How Many Pounds Should a Newborn Gain in a Month?

A healthy newborn gains about 1½ to 2 pounds per month during the first few months of life, which works out to roughly 1 ounce per day. But the first month is unique because babies actually lose weight before they start gaining, so the timeline looks different than you might expect.

The First Two Weeks: Weight Loss Is Normal

Almost every newborn loses weight in the days after birth. Healthy babies typically lose 7 to 10 percent of their birth weight as feeding gets established in the first 72 hours. For a 7½-pound baby, that’s roughly half a pound to three-quarters of a pound. This is completely expected and happens whether you breastfeed or use formula.

Most babies regain their birth weight by about two weeks of age. So when people talk about gaining 1½ to 2 pounds in the first month, that gain is really happening in the back half of the month, after your baby has climbed back to their starting point. The net gain from birth to the one-month mark is typically a bit less than what you’ll see in months two and three, when your baby is gaining steadily from the start.

What Daily Gain Looks Like

Once feeding is well established, babies gain about 1 ounce (28 grams) per day in the first few months. That’s not something you’d notice on a bathroom scale, and it won’t be perfectly consistent day to day. Some days your baby might gain more, other days less. What matters is the overall trend across weeks, not what happens between Tuesday and Wednesday.

Your pediatrician tracks this trend using growth charts developed by the World Health Organization. These charts plot your baby’s weight against thousands of other infants and assign a percentile. A baby at the 30th percentile isn’t “behind.” It simply means 30 percent of babies weigh less and 70 percent weigh more. The key number your pediatrician watches isn’t the percentile itself but whether your baby stays on a consistent curve over time. A baby who’s been tracking the 25th percentile and suddenly drops to the 5th is more concerning than a baby who’s been steadily at the 10th.

Breastfed vs. Formula-Fed Babies

Breastfed and formula-fed babies don’t gain weight at exactly the same pace. Healthy breastfed infants typically put on weight more slowly than formula-fed infants during the first year, with the difference becoming more noticeable after about three months. In the first month, the gap is small, and both groups generally fall within that 1½ to 2 pounds per month range. Length growth is similar regardless of feeding method.

This difference matters because older growth charts were based heavily on formula-fed babies, which sometimes made breastfed infants look like they were falling behind when they were actually growing normally. The WHO charts now used in the U.S. for children under two were built from data on breastfed infants in six countries, giving a more accurate picture of healthy growth across feeding methods.

Signs Your Baby Is Getting Enough

Between pediatrician visits, you won’t have precise weight data at home. Diaper output is the most reliable day-to-day indicator. By the end of the first week, a well-fed newborn typically produces six or more wet diapers and three or more stools per day. If your baby is feeding regularly, seems satisfied after feedings, and is producing plenty of wet and dirty diapers, weight gain is almost certainly on track.

Signs that your baby may not be getting enough include fewer wet and soiled diapers than usual, dry lips, a sunken soft spot on the head, dark circles around the eyes, and unusual sleepiness or difficulty waking for feeds. Any of these, especially in combination, warrants a call to your pediatrician.

How Weight Checks Work

The American Academy of Pediatrics recommends a first office visit at 3 to 5 days of age, which is timed specifically to catch excessive weight loss early while feeding is still being established.

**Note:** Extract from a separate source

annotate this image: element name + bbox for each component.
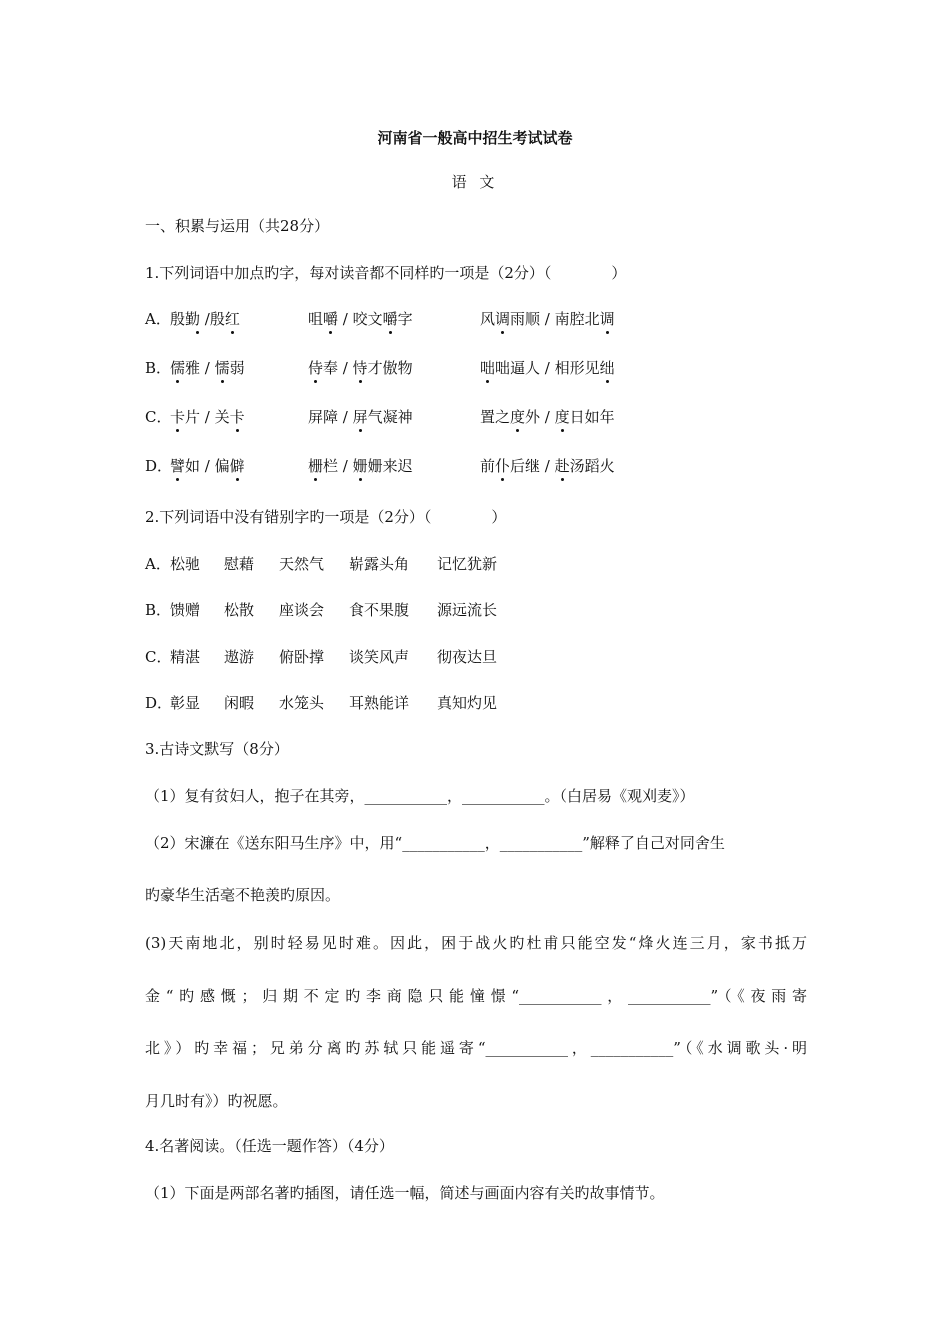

Most pediatricians will then see your baby again around two weeks and at one month. These early visits are primarily about weight. Your baby will be weighed undressed on an infant scale, since even a diaper or onesie can throw off the reading by an ounce or two.

If your pediatrician has concerns about weight gain, they may schedule more frequent check-ins, sometimes weekly, until the trend looks solid. This doesn’t necessarily mean something is wrong. Some babies just need a little more time or a feeding adjustment to hit their stride. A single low reading is rarely cause for alarm. The pattern over multiple visits tells the real story.

Month by Month After the Newborn Period

Weight gain slows gradually as babies get older. During months one through three, 1½ to 2 pounds per month is typical. From about four to six months, most babies gain closer to 1 to 1¼ pounds per month. By the second half of the first year, the rate drops further. Most babies double their birth weight by around four to five months and triple it by their first birthday.

These are averages, and healthy babies vary widely. A baby who was born at 6 pounds and one born at 9 pounds will follow different curves, but both can be gaining perfectly well at different absolute numbers. Your baby’s individual growth pattern, plotted consistently on a growth chart, is always more informative than any single monthly number.